Former and planned settlement in Israel

Ahuzat Naftali (אֲחֻזַּת נַפְתָּלִי, lit. Estate Naftali) is a site in the Galilee region not far from Tiberias, near kibbutz Lavi and south of Karnei Hittin. Ahuzat Naftali was established as a moshav under the jurisdiction of the Lower Galilee Regional Council in 1949.

==History==
Ahuzat Naftali was named after the biblical tribe of Naftali, which had been allotted this region according to the Book of Joshua (19:33). The settlement was founded by Poalei Agudat Yisrael on the land Yosef Levy Hagiz purchased in the 1920s. While it was planned for 200 estates, only several families lived there. Initially it was named "Eretz Naftali" ("land of Naftali"), according to the biblical reference, but renamed several years later because Ben Gurion, who visited the area didn't like the hint that there is "a state within the state" (Eretz Naftali within Eretz Israel).

Already small, it became gradually abandoned and in 1957 only one family lived there. In late 1950s the moshav was abandoned completely and became the campus of an educational institute for immigrant children.
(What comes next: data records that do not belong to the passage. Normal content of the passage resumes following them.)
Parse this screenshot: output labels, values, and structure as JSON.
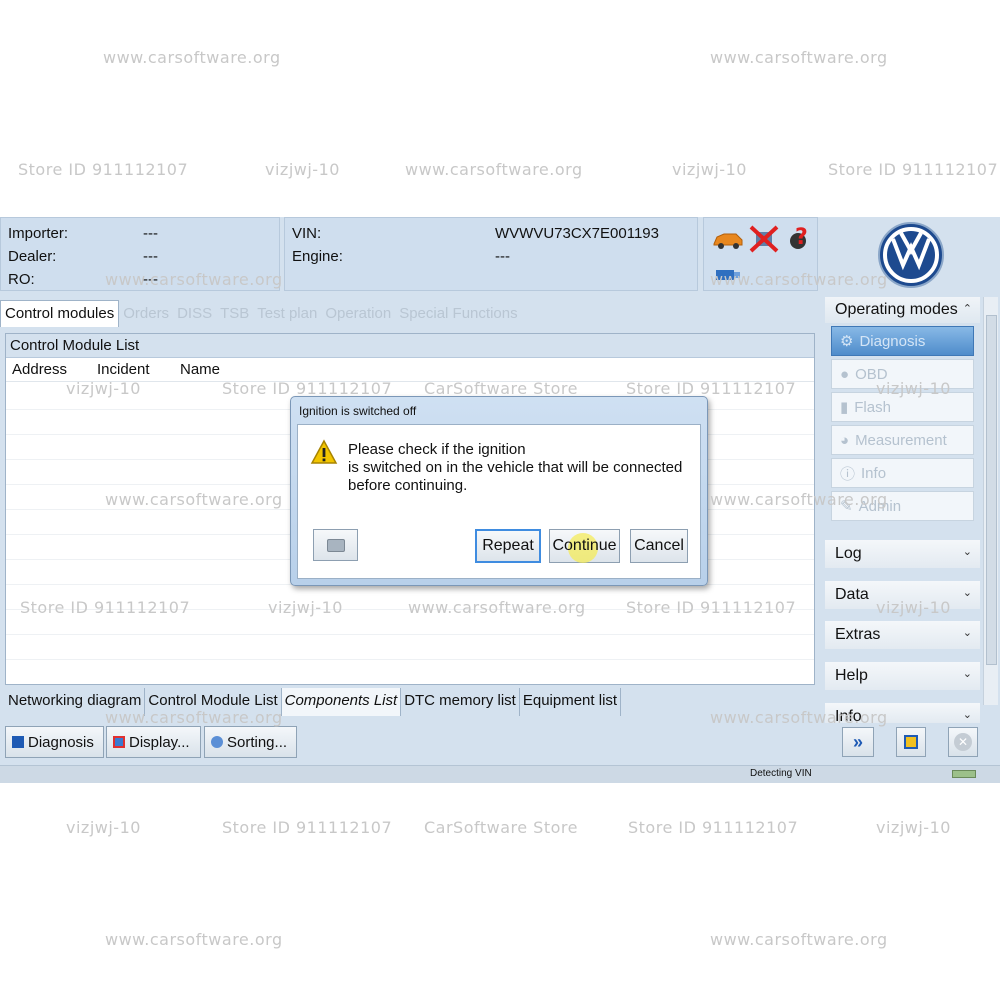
{
  "watermarks": {
    "site": "www.carsoftware.org",
    "store_id": "Store ID 911112107",
    "user": "vizjwj-10",
    "store": "CarSoftware Store"
  },
  "header": {
    "importer_label": "Importer:",
    "importer_value": "---",
    "dealer_label": "Dealer:",
    "dealer_value": "---",
    "ro_label": "RO:",
    "ro_value": "---",
    "vin_label": "VIN:",
    "vin_value": "WVWVU73CX7E001193",
    "engine_label": "Engine:",
    "engine_value": "---"
  },
  "tabs": [
    {
      "label": "Control modules",
      "active": true
    },
    {
      "label": "Orders"
    },
    {
      "label": "DISS"
    },
    {
      "label": "TSB"
    },
    {
      "label": "Test plan"
    },
    {
      "label": "Operation"
    },
    {
      "label": "Special Functions"
    }
  ],
  "control_module_list": {
    "title": "Control Module List",
    "columns": [
      "Address",
      "Incident",
      "Name"
    ]
  },
  "bottom_tabs": [
    {
      "label": "Networking diagram"
    },
    {
      "label": "Control Module List"
    },
    {
      "label": "Components List",
      "active": true
    },
    {
      "label": "DTC memory list"
    },
    {
      "label": "Equipment list"
    }
  ],
  "toolbar": {
    "diagnosis_label": "Diagnosis",
    "display_label": "Display...",
    "sorting_label": "Sorting..."
  },
  "status": {
    "text": "Detecting VIN"
  },
  "right_panel": {
    "operating_modes_label": "Operating modes",
    "items": [
      {
        "label": "Diagnosis",
        "icon": "diagnosis-icon",
        "selected": true
      },
      {
        "label": "OBD",
        "icon": "obd-icon"
      },
      {
        "label": "Flash",
        "icon": "flash-icon"
      },
      {
        "label": "Measurement",
        "icon": "measurement-icon"
      },
      {
        "label": "Info",
        "icon": "info-icon"
      },
      {
        "label": "Admin",
        "icon": "admin-icon"
      }
    ],
    "sections": [
      "Log",
      "Data",
      "Extras",
      "Help",
      "Info"
    ]
  },
  "dialog": {
    "title": "Ignition is switched off",
    "message_line1": "Please check if the ignition",
    "message_line2": "is switched on in the vehicle that will be connected",
    "message_line3": "before continuing.",
    "repeat_label": "Repeat",
    "continue_label": "Continue",
    "cancel_label": "Cancel"
  },
  "colors": {
    "app_background": "#d4e1ee",
    "selected_mode": "#4f8ccb",
    "vw_blue": "#1d4a8f",
    "warning_yellow": "#f2c500"
  }
}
The school closed at the end of the 1970s.

In 1980s the buildings were demolished by IDF to prevent squatting by Bedouins.

==Planned Druze town==
In 2012, it was announced that a new Druze town would be built in the area of the settlement. In 2016, the plan was approved by the government of Israel. The planned community seeks to relieve the housing crisis among the Druze in Israel.

In the first stage, it will consist of 400 housing units, eventually catering to a population of 10,000. Ahuzat Naftali will be the first Druze town built by Israel.

In early 2000s there was a different plan to build a town on the site, but it was cancelled "because it was essentially another neighborhood of Tiberias".